The former president co-operated in the writing of the book, as he was interviewed by Garrow for eight hours over the course of three days. He has not yet commented publicly about the contents of the resurfaced letter.

When Rising Star was published in 2017, the biography also revealed that Obama had proposed to another woman before he met his current wife, Michelle Obama. Speaking to Garrow, Obama’s ex-girlfriend Sheila Miyoshi Jager told the author: “In the winter of 86, when we visited my parents, he asked me to marry him.”

Obama and Jager began dating after they were introduced by mutual friends.
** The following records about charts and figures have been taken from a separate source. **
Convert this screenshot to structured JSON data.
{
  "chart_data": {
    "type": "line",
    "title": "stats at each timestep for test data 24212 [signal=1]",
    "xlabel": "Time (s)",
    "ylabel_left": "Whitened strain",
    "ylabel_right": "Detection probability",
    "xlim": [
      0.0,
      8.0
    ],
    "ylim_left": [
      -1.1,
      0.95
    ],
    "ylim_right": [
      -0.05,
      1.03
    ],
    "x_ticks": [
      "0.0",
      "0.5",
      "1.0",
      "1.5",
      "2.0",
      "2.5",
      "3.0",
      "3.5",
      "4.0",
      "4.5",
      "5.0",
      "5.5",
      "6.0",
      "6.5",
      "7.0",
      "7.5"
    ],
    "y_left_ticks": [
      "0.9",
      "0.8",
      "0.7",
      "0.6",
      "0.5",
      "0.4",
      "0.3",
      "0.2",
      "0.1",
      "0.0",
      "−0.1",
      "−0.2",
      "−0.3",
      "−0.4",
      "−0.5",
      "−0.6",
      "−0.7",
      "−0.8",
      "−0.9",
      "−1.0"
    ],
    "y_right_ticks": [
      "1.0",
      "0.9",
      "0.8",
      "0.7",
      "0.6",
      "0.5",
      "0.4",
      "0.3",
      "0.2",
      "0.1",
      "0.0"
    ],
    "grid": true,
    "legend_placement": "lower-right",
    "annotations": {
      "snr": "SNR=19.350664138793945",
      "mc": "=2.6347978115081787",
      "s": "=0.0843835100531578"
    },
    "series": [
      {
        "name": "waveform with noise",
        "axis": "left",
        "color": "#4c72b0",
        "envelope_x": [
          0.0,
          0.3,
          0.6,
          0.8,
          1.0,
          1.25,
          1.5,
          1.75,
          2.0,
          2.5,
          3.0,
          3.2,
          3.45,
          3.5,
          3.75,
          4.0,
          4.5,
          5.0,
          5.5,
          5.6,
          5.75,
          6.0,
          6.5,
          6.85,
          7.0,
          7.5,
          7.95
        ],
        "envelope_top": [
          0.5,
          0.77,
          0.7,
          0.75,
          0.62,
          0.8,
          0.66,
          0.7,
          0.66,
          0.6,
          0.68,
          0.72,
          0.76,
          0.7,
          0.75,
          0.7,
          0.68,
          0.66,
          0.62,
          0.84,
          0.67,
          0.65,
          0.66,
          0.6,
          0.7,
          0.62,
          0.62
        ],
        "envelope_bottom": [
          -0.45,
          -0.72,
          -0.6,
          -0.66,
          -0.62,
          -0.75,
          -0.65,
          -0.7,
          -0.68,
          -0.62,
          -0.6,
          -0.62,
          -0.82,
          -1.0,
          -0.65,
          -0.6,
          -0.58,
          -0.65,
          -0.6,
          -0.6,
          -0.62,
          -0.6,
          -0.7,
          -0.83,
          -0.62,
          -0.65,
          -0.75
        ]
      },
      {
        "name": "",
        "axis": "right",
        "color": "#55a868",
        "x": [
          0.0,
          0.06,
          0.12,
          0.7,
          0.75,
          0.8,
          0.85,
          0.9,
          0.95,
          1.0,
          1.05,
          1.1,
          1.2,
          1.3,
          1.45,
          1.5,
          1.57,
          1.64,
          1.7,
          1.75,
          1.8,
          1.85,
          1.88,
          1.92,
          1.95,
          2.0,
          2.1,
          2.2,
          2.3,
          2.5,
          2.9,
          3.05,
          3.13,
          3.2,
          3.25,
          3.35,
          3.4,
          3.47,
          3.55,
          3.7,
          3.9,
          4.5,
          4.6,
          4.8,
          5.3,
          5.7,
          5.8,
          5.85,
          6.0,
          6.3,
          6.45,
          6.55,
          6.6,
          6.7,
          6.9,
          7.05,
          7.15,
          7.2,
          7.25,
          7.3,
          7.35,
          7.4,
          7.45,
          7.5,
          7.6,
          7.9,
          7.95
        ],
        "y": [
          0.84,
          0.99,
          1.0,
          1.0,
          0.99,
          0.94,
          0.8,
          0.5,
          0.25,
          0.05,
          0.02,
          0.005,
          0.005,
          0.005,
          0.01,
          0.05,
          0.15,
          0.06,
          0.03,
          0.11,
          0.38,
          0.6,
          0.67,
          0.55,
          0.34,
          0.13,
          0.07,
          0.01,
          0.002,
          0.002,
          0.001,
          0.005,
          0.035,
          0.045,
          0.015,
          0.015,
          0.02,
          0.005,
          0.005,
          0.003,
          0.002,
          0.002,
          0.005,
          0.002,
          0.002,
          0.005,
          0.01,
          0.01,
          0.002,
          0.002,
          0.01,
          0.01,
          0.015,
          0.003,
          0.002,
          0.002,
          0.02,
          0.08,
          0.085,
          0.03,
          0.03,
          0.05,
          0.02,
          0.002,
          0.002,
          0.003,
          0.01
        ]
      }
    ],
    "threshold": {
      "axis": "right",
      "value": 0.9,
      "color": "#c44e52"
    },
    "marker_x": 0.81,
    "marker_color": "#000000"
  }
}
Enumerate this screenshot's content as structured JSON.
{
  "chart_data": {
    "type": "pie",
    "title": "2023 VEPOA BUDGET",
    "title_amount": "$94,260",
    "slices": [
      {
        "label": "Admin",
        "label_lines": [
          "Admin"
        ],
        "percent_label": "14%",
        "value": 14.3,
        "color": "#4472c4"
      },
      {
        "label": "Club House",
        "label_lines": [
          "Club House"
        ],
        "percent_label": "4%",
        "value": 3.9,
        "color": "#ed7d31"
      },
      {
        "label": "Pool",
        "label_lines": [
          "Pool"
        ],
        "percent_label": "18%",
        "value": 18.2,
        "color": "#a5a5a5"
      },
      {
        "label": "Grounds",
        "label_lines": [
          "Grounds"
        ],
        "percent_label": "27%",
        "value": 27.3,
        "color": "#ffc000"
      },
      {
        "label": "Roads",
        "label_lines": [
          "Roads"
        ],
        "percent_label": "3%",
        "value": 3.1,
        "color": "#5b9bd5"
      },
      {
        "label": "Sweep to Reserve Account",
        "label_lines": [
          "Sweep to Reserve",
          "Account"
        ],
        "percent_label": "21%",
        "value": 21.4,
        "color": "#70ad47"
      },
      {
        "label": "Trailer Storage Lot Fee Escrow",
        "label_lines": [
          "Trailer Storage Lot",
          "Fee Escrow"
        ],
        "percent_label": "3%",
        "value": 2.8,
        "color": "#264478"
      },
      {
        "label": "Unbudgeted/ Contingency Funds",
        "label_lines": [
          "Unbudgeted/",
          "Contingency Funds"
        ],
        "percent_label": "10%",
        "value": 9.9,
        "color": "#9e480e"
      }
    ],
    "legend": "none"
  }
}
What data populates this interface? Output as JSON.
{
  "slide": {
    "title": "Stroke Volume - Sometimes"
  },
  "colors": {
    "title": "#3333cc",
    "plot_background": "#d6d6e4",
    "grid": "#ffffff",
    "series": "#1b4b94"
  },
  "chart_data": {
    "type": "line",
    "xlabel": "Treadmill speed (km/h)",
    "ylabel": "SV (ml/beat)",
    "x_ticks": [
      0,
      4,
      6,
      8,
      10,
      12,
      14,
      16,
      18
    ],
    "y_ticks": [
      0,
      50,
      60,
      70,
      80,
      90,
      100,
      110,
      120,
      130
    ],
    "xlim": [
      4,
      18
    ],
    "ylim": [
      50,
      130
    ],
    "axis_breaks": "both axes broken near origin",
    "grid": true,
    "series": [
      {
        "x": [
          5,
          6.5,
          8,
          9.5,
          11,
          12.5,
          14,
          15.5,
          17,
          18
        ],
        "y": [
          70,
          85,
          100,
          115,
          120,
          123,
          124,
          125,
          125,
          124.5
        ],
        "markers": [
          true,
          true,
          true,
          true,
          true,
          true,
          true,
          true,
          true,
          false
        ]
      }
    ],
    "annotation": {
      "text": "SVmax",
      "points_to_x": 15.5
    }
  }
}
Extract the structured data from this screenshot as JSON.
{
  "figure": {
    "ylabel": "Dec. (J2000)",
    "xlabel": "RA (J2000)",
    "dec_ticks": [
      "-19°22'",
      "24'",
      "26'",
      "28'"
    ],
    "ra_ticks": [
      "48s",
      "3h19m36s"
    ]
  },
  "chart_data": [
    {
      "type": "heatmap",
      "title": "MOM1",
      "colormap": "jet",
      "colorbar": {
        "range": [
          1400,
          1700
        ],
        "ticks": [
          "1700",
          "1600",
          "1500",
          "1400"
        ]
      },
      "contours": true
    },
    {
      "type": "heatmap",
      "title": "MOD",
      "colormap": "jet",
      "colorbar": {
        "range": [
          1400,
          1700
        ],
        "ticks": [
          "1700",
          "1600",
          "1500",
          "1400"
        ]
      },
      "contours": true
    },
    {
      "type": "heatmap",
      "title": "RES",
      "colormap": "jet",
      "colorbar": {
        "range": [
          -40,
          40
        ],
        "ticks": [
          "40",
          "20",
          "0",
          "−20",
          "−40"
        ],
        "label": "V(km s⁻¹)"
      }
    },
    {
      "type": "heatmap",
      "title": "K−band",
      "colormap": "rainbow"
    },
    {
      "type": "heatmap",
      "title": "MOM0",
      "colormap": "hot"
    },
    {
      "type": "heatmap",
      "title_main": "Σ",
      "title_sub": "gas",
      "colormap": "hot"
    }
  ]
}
The former Illinois senator proposed in 1986, when he was 25 and Jager was 23. While she rejected his proposal, the ex-couple stayed together until Obama’s political aspirations caused a strain on their relationship.

“He became… so very ambitious very suddenly,” Jager told Garrow. “I remember very clearly when this transformation happened, and I remember very specifically that by 1987, about a year into our relationship, he already had his sights on becoming president.”

In the book, Garrow also wrote that Obama allegedly attempted to end his relationship with Jager - who is of Japanese and Dutch ancestry - because of race. The author claimed that Obama believed marrying his then-girlfriend would hurt his credibility as an African American politician, writing that he had a “calling” to be president and “a heightened awareness that to pursue it he had to fully identify as African American”.

According to Garrow, Obama and Jager continued to see each other during his first year of law school - around the same time that he met Michelle Obama (née Robinson) while working at a Chicago law firm.

The soon-to-be president and first lady were married on 3 October 1992. They welcomed their first child, Malia Ann Obama, in July 1998 and their second daughter, Natasha “Sasha” Obama, in July 2001.

The Independent has contacted representatives for Barack Obama for comment.